Como é cediço, foi no congresso de 1966 que a maioria dos militantes do PCdoB, fundado em 1962, deliberou pela resistência armada ao regime militar.

 

Enquanto grupos como a ALN de Marighella, o MR-8, a VPR e VAR-Palmares optaram pela luta nos centros urbanos, o PCdoB tinha uma tática diferente: acreditavam que o melhor caminho era iniciar uma luta de longa duração, numa área de difícil acesso, afastada dos grandes centros urbanos. 

 

A ideia não era propriamente a de desencadear desde o início uma luta armada contra o estado desde as distantes florestas amazônicas. Os militantes PCdoB tinham a noção de que deveriam começar se instalando nesta região remota e desenvolver um trabalho paciente de mobilização e esclarecimento da população local, de forma a ganha-la aos poucos para a guerrilha.

 

Contudo, a descoberta precoce do movimento pela repressão determinou um enfrentamento militar em condições francamente desfavoráveis: nos diários, Grabóis relata que a repressão envolvia militares da marinha, exército e aeronáutica, polícia federal e a polícia militar do Pará. A ditadura procurou ao máximo ocultara existência da guerrilha, diziam que estavam lá para combater bandidos comuns e contrabandistas.

 

Grabóis fora, antes a guerrilha, um destacado dirigente do PCB, partido no qual ingressou no ano de 1932. Participou do levante comunista de 1935, pejorativamente designado por historiadores como a Intentona Comunista.
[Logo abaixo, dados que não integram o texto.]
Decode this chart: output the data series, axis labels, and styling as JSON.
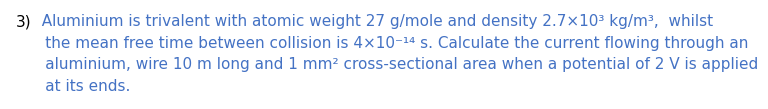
{
  "background_color": "#ffffff",
  "text_color": "#4472c4",
  "black_color": "#000000",
  "fontsize": 11.0,
  "line1": "3)  Aluminium is trivalent with atomic weight 27 g/mole and density 2.7×10³ kg/m³,  whilst",
  "line2": "      the mean free time between collision is 4×10⁻¹⁴ s. Calculate the current flowing through an",
  "line3": "      aluminium, wire 10 m long and 1 mm² cross-sectional area when a potential of 2 V is applied",
  "line4": "      at its ends."
}
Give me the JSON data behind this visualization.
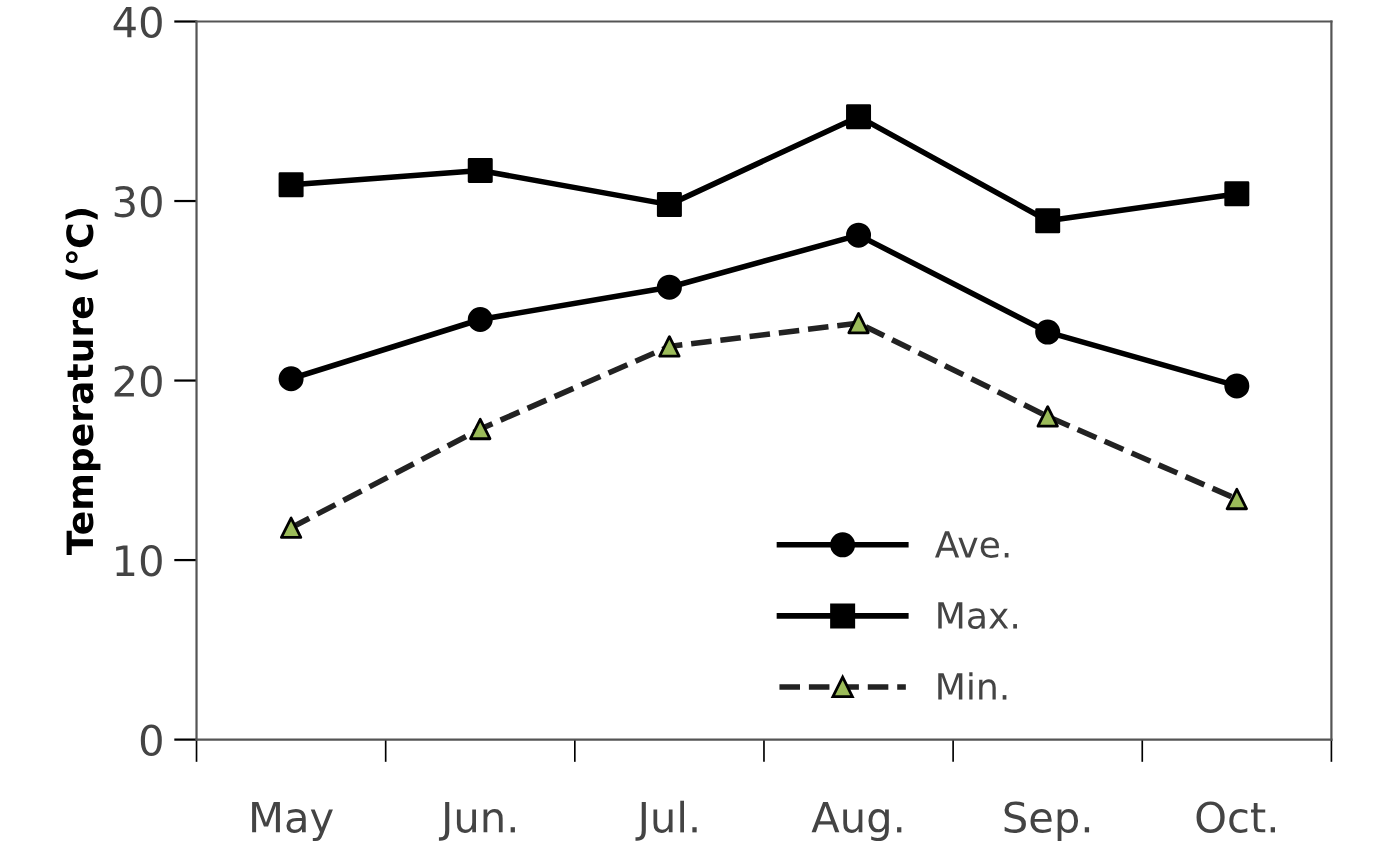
{
  "chart_data": {
    "type": "line",
    "ylabel": "Temperature (℃)",
    "categories": [
      "May",
      "Jun.",
      "Jul.",
      "Aug.",
      "Sep.",
      "Oct."
    ],
    "series": [
      {
        "name": "Ave.",
        "color": "#000000",
        "marker": "circle",
        "line_style": "solid",
        "values": [
          20.1,
          23.4,
          25.2,
          28.1,
          22.7,
          19.7
        ]
      },
      {
        "name": "Max.",
        "color": "#000000",
        "marker": "square",
        "line_style": "solid",
        "values": [
          30.9,
          31.7,
          29.8,
          34.7,
          28.9,
          30.4
        ]
      },
      {
        "name": "Min.",
        "color": "#222222",
        "colors": [
          "#9bbb59",
          "#9bbb59",
          "#9bbb59",
          "#9bbb59",
          "#9bbb59",
          "#9bbb59"
        ],
        "marker": "triangle",
        "line_style": "dashed",
        "values": [
          11.8,
          17.3,
          21.9,
          23.2,
          18.0,
          13.4
        ]
      }
    ],
    "ylim": [
      0,
      40
    ],
    "yticks": [
      0,
      10,
      20,
      30,
      40
    ],
    "grid": false,
    "legend": "bottom"
  }
}
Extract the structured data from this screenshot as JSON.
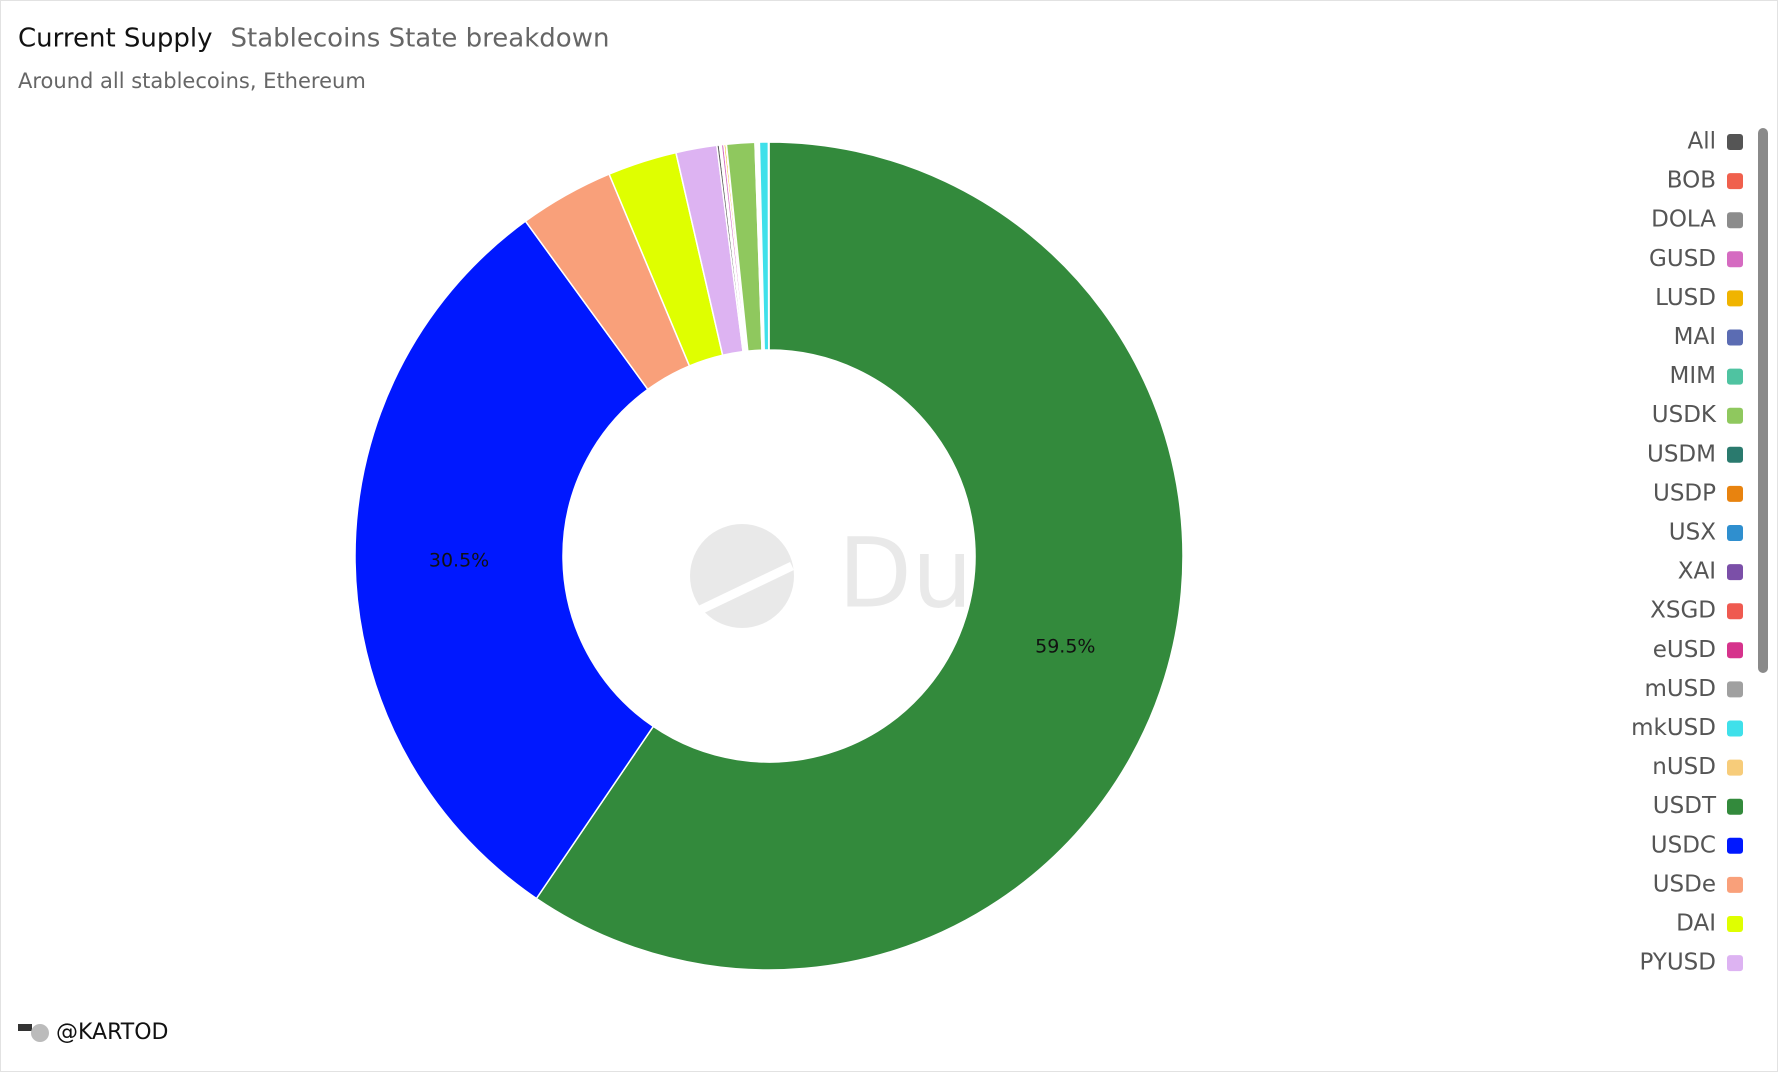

Quando da conferência da Mantiqueira do PCB em 1943[2], Maurício Grabois foi eleito membro do comitê central do partido.   

 

Dissensões na direção do PCB ocorreriam de forma mais acentuada a partir de 1956, com as denúncias de Kruschov sobre o estalinismo no XX Congresso do PCUS. Jorge Amado, companheiro de Grabois na constituinte de 1946 e amigo do nosso dirigente, diria que àqueles dias foi a primeira vez que observara algum abatimento em Maurício.

 

O artigo “Duas Concepções, Duas Orientações Políticas”, escrito por Maurício Grabois em 1960 antecipa o seu rompimento com o partido e sinaliza críticas que Marighella igualmente faria algum tempo depois, já no momento em que as esquerdas faziam o balanço político da derrota de 1º de abril de 1964.

 

Aqui, Grabois critica a Declaração de Março de 1958, aprovada pelo CC do PCB. De maneira geral, a declaração subordina as tarefas democráticas do partido, como a luta pela reforma agrária, ao fator puramente nacional. Ao ponto de se admitir a aliança dos comunistas com latifundiários e setores da burguesia nacional em contradição (real ou aparente) com o imperialismo norte americano. A subordinação dos comunistas às frações da burguesia nacional, supostamente em contradição com o imperialismo, tirava o protagonismo do partido junto ao proletariado e seu aliado imediato, o campesinato. Seria possível que até mesmo a oposição de direita tirasse proveito do descontentamento popular, ante a apatia dos comunistas.

 

Na prática, afirma Grabois, o PCB afirmava-se como mais um partido nacionalista, não se diferenciando do PTB e da Frente Parlamentar Nacionalista.

 

A Declaração embeleza o capitalismo. Procura mostrar que a indústria brasileira atingiu elevado nível de crescimento e atribui este crescimento ao capital nacional. Mas, na realidade, o imperialismo também participa desse processo de industrialização, domina ramos fundamentais da indústria do país. O exagero na apreciação do papel do desenvolvimento capitalista no processo revolucionário, leva a Declaração a idealizar a burguesia, que é tratada como se fosse força consequente, capaz de defender até o fim os interesses nacionais. Toda a orientação estratégica e a linha tática expostas na Declaração têm em vista quase que exclusivamente os interesses da burguesia, conduzem ao fortalecimento de suas posições políticas, em prejuízo das demais forças revolucionárias”.

 

Nestas críticas à política pcbista de 1958 constam também: a renúncia pelos comunistas da luta pelo poder, substituída pela gradual ocupação de posições no parlamento por políticos progressistas; a defesa da via pacífica para a revolução brasileira, desarmando o proletariado brasileiro para as eventualidades que viriam a seguir.

 

De fato, a tese de uma “democratização crescente da vida política brasileira” mostrou-se um retumbante erro dos comunistas, nitidamente diante do que ocorreria apenas 6 anos depois. Afinal, conclui Grabois em 1960, “embora o país, atualmente, viva num clima de relativa liberdade, não se pode assegurar que a democratização é uma tendência permanente na vida brasileira, uma vez que as forças reacionárias se mantêm no poder e sempre que seus interesses são atingidos, apelam para a violência e atentam contra as liberdades democráticos”.

 

O cometimento de erros, ainda que trágicos, são escusáveis. Não é desculpável aos comunistas, por outro lado, deixar de aprender com os erros do passado.  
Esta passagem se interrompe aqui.